Removing More Lymph Nodes May Not Improve Survival in Muscle-Invasive Bladder Cancer

October 11, 2024
Darlene Dobkowski, MA
Darlene Dobkowski, MA

Darlene Dobkowski, Managing Editor for CURE® magazine, has been with the team since October 2020 and has covered health care in other specialties before joining MJH Life Sciences. She graduated from Emerson College with a Master’s degree in print and multimedia journalism. In her free time, she enjoys buying stuff she doesn’t need from flea markets, taking her dog everywhere and scoffing at decaf.

Removing more lymph nodes during surgery may also increase the risk for death after surgery in muscle-invasive bladder cancer.

Removing additional lymph nodes, as compared with standard removal of lymph nodes on both sides of the pelvis, did not improve disease-free or overall survival in patients with muscle-invasive bladder cancer who underwent a radical cystectomy, recent study findings demonstrated.

Results from the trial, which were published in The New England Journal of Medicine, also showed that extended lymphadenectomy (removal of common iliac, presciatic and presacral nodes) was associated with higher perioperative morbidity and mortality compared with standard lymphadenectomy (dissection of lymph nodes on both sides of the pelvis).

“The average number of lymph nodes removed at these [academic] centers is 20 to 30, and a minimum number of lymph nodes (approximately 25) as a surrogate for extended dissection has been proposed to serve as a quality-assurance measure for this operation,” the study authors wrote in the introduction.

In this trial, 592 patients with localized muscle-invasive bladder cancer were randomly assigned to undergo either extended lymphadenectomy (292 patients) or standard lymphadenectomy (300 patients). Of note, 57% of patients in the trial received neoadjuvant (first treatment given with the aim to shrink the tumor before the main treatment like surgery) chemotherapy, most of whom received cisplatin-based therapy.

During a median follow-up of 6.1 years, recurrence or death occurred in 130 patients (45%) assigned extended lymphadenectomy and in 127 patients (42%) assigned standard lymphadenectomy. The estimated five-year disease-free survival (the time after treatment when a patient with cancer survives without symptoms or signs of the disease) rate was 56% in the extended lymphadenectomy group and 60% in the standard lymphadenectomy group.

The first site of disease recurrence was local (a location near where the cancer began) in 35% of patients in the extended lymphadenectomy group compared with 23% in the standard lymphadenectomy group. Regarding distant recurrence (cancer that returns in another part of the body far away from its original location), this occurred in 51% of patients assigned extended lymphadenectomy and in 62% of those assigned standard lymphadenectomy. Both local and distant recurrences occurred in 11% in the extended lymphadenectomy group and in 12% in the standard lymphadenectomy group.

At five years, the rate of overall survival (the percentage of patients with cancer who are still alive after treatment) was 59% in patients assigned extended lymphadenectomy compared with 63% in those assigned standard lymphadenectomy.

Side effects considered grade 3 (severe) to grade 5 (causing death) occurred in 157 patients (54%) assigned extended lymphadenectomy versus 132 patients (44%) assigned standard lymphadenectomy. More patients in the extended lymphadenectomy group died within 90 days after surgery compared with those in the standard lymphadenectomy group (7% versus 2%).
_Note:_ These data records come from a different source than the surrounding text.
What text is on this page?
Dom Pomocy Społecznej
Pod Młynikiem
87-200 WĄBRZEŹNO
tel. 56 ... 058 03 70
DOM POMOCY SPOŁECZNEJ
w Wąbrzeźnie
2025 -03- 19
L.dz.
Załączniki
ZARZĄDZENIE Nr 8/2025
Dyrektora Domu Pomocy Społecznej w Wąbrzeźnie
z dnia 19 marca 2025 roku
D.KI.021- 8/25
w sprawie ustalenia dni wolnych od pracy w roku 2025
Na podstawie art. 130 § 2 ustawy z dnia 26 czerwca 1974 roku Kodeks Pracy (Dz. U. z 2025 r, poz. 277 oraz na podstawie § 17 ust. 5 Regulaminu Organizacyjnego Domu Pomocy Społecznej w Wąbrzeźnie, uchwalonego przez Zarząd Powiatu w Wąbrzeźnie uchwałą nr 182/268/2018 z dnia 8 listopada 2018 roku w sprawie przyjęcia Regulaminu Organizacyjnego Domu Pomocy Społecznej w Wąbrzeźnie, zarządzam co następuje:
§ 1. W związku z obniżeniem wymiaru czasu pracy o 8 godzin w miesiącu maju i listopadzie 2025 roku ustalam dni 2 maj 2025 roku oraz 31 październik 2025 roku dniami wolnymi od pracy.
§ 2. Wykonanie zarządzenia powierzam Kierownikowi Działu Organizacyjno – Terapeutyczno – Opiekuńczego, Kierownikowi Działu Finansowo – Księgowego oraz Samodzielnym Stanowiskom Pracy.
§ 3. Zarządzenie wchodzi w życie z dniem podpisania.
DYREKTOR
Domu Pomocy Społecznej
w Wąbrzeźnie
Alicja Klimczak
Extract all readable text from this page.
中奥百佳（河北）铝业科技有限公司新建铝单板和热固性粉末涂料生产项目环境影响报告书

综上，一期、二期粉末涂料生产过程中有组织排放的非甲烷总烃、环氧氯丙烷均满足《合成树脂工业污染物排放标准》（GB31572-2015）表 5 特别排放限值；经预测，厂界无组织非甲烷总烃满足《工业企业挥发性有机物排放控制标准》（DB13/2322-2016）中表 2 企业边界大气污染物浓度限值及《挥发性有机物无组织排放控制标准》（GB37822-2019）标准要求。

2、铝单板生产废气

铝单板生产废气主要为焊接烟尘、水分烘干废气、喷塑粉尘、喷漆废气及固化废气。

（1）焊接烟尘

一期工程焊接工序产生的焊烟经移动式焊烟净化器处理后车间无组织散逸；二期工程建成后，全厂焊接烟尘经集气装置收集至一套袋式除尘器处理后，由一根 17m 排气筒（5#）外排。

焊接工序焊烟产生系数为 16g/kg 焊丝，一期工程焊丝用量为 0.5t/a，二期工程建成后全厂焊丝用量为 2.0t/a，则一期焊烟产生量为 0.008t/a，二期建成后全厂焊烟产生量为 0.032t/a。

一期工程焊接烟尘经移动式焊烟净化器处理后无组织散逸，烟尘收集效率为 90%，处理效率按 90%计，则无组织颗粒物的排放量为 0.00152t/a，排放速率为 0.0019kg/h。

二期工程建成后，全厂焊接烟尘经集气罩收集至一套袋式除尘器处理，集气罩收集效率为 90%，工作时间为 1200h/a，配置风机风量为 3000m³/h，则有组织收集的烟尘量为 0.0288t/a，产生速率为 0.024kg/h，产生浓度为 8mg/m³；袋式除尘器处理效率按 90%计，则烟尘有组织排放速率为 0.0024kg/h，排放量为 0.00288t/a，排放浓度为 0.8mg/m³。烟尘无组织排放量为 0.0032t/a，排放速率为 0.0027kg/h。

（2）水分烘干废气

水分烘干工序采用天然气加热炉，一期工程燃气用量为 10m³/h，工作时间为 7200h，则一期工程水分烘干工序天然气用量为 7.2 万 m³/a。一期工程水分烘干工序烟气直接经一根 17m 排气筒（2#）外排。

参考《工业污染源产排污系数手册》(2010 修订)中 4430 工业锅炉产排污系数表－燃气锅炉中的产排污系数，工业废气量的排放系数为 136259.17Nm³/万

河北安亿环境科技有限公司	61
To conduct this trial, researchers enrolled patients with localized muscle-invasive bladder cancer that that were clinical stages T2 (confined to the muscle) to T4a (invading adjacent organs) and with two or fewer positive lymph nodes. Several areas of interest throughout the study included disease-free survival, overall survival and safety.

Research into the correct approach for lymph node removal has been done in other cancer types.

“Randomized, phase 3 trials in endometrial, gastric and pancreatic cancers

have not shown improved survival with extended lymphadenectomy, contrary to what was expected, and among patients with gastric cancer, the incidence of surgery-related complications was higher with the more extensive lymphadenectomy than with standard extended regional lymphadenectomy,” study authors wrote.